Hal itu lah yang membuat kebanyakan orang enggan memikirkan di mana mereka akan dimakamkan ketika meninggal nantinya.
Membahas soal kematian kerap kali dianggap tabu untuk sebagian besar orang. Padahal, angka kematian juga tak kalah penting untuk dihitung dalam mengelola kehidupan manusia di perkotaan.
Kemudian, migrasi juga berpengaruh besar terhadap meningkatnya populasi penduduk di Jakarta sepanjang tahun.
Tidak didukung daya tampung
Di tengah tingginya populasi warga Jakarta, daya tampung kota ini justru tak mendukung.
“Salah satu daya tampung dan dukungnya pada aspek pemakaman dan itu diperparah oleh harga tanah yang semakin mahal dan membuat pemerintah susah, (membukan lahan baru untuk pemakaman,” jelas Yayat.
Yayat bercerita, dulu ketika Jakarta belum menjadi kota besar, pemerintah selalu menempatkan pemakaman di pinggiran kota.
Namun, seiring berjalannya waktu, Jakarta bertumbuh menjadi kota besar dan kini banyak pemakaman yang berada di pusat kota.
Kemudian, pengelolaan makam di Jakarta juga terbagi dua, dikelola oleh pemerintah dan masyarakat pribadi seperti wakaf.
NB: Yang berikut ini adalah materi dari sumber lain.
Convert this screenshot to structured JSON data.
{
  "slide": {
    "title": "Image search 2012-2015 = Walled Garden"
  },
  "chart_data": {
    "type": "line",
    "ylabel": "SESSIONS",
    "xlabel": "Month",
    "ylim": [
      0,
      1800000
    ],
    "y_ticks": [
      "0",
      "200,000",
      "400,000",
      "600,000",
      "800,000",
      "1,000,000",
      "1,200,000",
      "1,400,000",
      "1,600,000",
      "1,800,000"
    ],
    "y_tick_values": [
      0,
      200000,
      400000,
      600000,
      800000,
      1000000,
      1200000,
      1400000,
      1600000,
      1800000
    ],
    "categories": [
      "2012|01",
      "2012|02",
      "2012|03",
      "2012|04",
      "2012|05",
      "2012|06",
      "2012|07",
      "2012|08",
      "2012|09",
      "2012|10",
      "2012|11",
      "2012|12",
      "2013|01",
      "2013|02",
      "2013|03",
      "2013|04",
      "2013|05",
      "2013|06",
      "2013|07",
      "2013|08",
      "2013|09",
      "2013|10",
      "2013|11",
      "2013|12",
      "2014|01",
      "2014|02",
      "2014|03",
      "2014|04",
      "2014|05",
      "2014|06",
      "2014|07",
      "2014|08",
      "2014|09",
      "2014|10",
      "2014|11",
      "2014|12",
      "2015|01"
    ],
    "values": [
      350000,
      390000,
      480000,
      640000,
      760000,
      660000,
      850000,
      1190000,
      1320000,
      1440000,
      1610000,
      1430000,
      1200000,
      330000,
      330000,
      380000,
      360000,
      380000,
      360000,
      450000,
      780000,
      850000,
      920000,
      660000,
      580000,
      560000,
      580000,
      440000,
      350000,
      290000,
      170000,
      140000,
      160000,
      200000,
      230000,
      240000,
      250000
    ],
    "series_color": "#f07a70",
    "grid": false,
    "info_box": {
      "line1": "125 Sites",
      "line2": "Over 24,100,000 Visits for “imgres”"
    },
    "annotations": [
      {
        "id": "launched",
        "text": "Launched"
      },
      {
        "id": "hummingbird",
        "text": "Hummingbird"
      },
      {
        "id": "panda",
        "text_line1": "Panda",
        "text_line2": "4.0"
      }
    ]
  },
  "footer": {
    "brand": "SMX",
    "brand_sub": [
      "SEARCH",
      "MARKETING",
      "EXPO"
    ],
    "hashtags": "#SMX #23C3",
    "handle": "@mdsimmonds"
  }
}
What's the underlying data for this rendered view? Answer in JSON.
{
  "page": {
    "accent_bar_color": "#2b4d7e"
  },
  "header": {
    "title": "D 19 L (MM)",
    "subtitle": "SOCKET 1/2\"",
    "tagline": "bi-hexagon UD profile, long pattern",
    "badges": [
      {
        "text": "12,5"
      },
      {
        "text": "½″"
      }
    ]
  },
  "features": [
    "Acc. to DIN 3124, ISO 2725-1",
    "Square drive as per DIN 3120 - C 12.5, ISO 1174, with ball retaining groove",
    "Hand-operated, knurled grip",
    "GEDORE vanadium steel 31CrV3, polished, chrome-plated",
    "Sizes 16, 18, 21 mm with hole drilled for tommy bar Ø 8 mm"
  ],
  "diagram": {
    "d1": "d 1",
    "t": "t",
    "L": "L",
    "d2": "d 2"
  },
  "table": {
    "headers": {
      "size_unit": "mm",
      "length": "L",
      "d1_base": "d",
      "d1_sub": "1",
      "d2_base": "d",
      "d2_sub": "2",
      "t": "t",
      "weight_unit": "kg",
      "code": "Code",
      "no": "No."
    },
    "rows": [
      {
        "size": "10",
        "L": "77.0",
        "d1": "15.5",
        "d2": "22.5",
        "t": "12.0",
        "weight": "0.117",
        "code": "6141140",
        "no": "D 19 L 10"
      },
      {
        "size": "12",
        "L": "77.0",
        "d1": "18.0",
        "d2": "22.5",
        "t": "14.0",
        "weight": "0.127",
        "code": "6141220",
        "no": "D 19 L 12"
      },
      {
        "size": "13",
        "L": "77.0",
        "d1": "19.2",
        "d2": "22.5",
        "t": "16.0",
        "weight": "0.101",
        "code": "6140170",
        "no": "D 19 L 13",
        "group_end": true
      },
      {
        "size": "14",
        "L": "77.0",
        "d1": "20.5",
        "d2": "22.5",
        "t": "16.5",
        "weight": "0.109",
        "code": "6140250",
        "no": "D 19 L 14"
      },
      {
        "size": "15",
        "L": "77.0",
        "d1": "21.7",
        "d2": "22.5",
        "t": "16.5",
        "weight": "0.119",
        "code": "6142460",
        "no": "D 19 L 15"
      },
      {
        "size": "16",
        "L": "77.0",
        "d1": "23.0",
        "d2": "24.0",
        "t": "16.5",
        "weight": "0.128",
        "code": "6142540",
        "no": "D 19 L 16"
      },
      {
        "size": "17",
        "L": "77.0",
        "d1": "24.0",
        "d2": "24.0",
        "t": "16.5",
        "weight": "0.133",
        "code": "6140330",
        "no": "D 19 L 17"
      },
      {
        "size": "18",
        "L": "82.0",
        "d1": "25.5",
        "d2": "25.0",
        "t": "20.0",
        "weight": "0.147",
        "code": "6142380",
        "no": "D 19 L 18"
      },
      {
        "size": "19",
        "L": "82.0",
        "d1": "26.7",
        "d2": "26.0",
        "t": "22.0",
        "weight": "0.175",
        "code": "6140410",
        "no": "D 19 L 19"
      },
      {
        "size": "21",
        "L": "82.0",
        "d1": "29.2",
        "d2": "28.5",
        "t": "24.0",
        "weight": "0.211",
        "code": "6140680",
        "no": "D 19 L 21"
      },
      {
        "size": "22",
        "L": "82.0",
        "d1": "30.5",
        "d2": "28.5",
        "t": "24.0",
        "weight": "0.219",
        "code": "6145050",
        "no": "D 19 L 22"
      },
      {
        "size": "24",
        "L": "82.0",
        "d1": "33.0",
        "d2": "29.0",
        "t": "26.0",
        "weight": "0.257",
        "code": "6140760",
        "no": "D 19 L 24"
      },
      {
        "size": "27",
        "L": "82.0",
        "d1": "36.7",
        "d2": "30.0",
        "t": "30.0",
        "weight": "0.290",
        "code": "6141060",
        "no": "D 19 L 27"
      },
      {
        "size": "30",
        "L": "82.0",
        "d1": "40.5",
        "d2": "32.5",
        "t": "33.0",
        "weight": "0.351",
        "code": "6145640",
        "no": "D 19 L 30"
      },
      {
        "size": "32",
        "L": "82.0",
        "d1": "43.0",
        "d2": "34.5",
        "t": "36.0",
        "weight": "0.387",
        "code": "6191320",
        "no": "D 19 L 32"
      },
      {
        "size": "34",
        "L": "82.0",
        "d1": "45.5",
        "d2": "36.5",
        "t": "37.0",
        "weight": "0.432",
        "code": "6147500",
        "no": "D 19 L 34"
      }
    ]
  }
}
“Kalau makam yang dikelola pemerintah bisa diregister daya tampungnya berapa, tapi yang tidak bisa dikendalikan kan tanah wakaf,” ungkap Yayat.
Belum lagi banyak kasus tanah pemakaman wakaf tiba-tiba dijual oleh alih warisnya sehingga membuat lahan pemakaman di Jakarta kembali berkurang.
Hilangnya pemakaman-pemakaman di tengah kota Jakarta untuk pembangunan gedung-gedung bertingkat juga menjadi penyebab krisinya lahan kuburan di ibu kota.
Penyebab lain yang membuat krisis pemakaman di Jakarta adalah banyak warga yang ingin dikuburkan di lokasi tertentu agar satu area pemakaman dengan keluarga.